The little scene ended in a cordial invitation from the impromptu Damon, on the pavement, to Pythias, of the cab, to a little dance that evening at Damon's house, out Sydenham way. Pythias accepted with enthusiasm, though at his normal temperature, he was no longer a dancing man. The address was noted, hands clasped again with strenuous cordiality, and Pythias regained his hansom. It set him down at the hotel from which ten years before he had taken cab to Fenchurch Street Station. The menu of his dinner had been running in his head, like a poem, all through the wet shining streets. He ordered, therefore, without hesitation—
Ox-tail Soup.
Boiled Cod and Oyster Sauce.
Roast Beef and Horse-radish.
Boiled Potatoes. Brussels Sprouts.
Cabinet Pudding.
Stilton. Celery.
The cabinet pudding was the waiter's suggestion. Anything that called itself "pudding" would have pleased as well. He dressed hurriedly, and when the soup and the wine card appeared together before him he ordered draught bitter—a pint.
"And bring it in a tankard," said he.
The drive to Sydenham was, if possible, a happier dream than had been the drive from Fenchurch Street to Charing Cross. There were many definite reasons why he should have been glad to be in England, glad to leave behind him the hard work of his Indian life, and to settle down as a landed proprietor. But he did not think definite thoughts. The whole soul and body of the man were filled and suffused by the glow that transfuses the blood of the schoolboy at the end of the term.

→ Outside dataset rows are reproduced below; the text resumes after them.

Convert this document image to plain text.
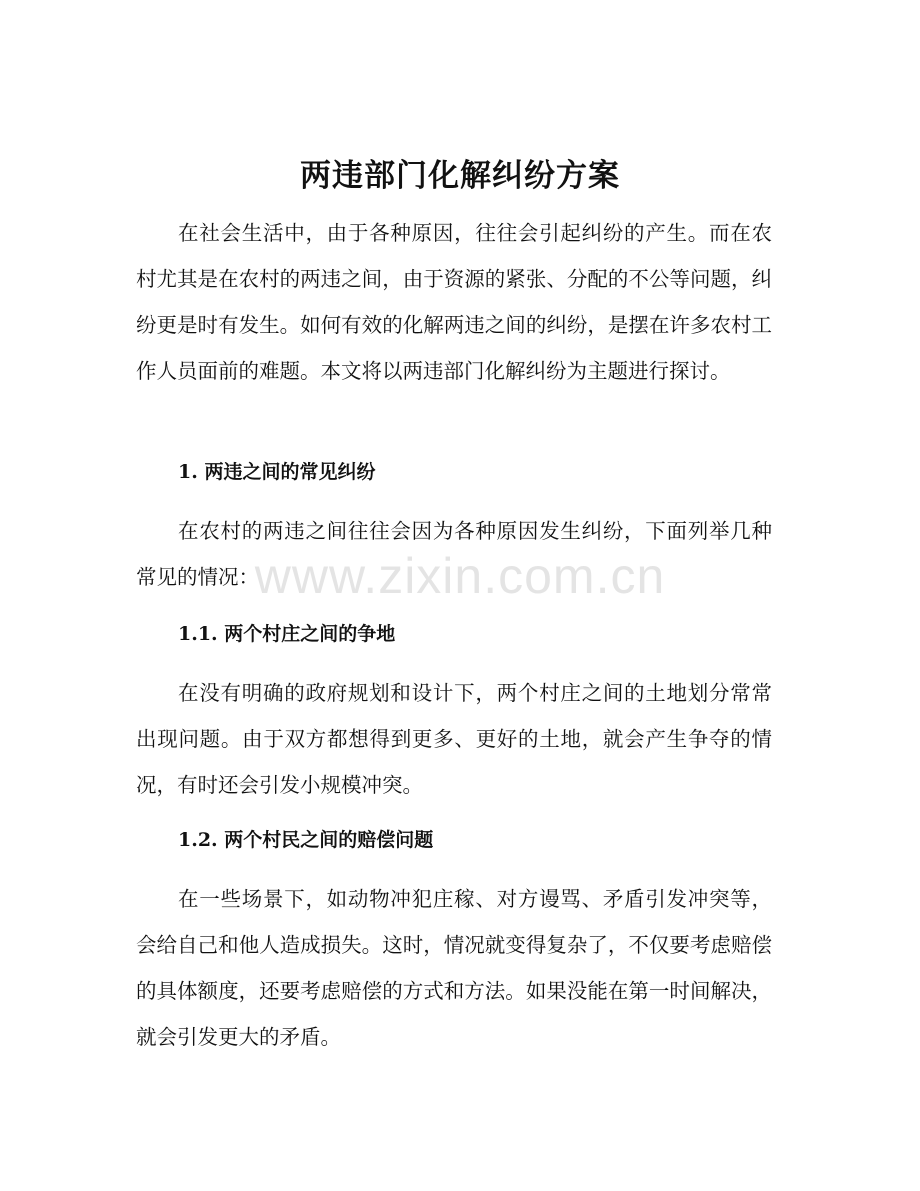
两违部门化解纠纷方案

在社会生活中，由于各种原因，往往会引起纠纷的产生。而在农村尤其是在农村的两违之间，由于资源的紧张、分配的不公等问题，纠纷更是时有发生。如何有效的化解两违之间的纠纷，是摆在许多农村工作人员面前的难题。本文将以两违部门化解纠纷为主题进行探讨。

1. 两违之间的常见纠纷

在农村的两违之间往往会因为各种原因发生纠纷，下面列举几种常见的情况：

1.1. 两个村庄之间的争地

在没有明确的政府规划和设计下，两个村庄之间的土地划分常常出现问题。由于双方都想得到更多、更好的土地，就会产生争夺的情况，有时还会引发小规模冲突。

1.2. 两个村民之间的赔偿问题

在一些场景下，如动物冲犯庄稼、对方谩骂、矛盾引发冲突等，会给自己和他人造成损失。这时，情况就变得复杂了，不仅要考虑赔偿的具体额度，还要考虑赔偿的方式和方法。如果没能在第一时间解决，就会引发更大的矛盾。

www.zixin.com.cn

The lights, the striped awning, the red carpet of the Sydenham house thrilled and charmed him. Park Lane could have lent them no further grace—Belgrave Square no more subtle witchery. This was England, England, England!
He went in. The house was pretty with lights and flowers. There was music. The soft-carpeted stair seemed air as he trod it. He met his host—was led up to girls in blue and girls in pink, girls in satin and girls in silk-muslin—wrote brief précis of their toilets on his programme. Then he was brought face to face with a tall dark-haired woman in white. His host's voice buzzed in his ears, and he caught only the last words—"old friends." Then he was left staring straight into the eyes of the woman who ten years ago had been the light of his: the woman who had jilted him, his vain longing for whom had been the spur to drive him out of England.
"May I have another?" was all he found to say after the bow, the conventional request, and the scrawling of two programmes.
"Yes," she said, and he took two more.
The girls in pink, and blue, and silk, and satin found him a good but silent dancer. On the opening bars of the eighth waltz he stood before her. Their steps went together like song and tune, just as they had always done. And the touch of her hand on his arm thrilled through him in just the old way. He had, indeed, come home.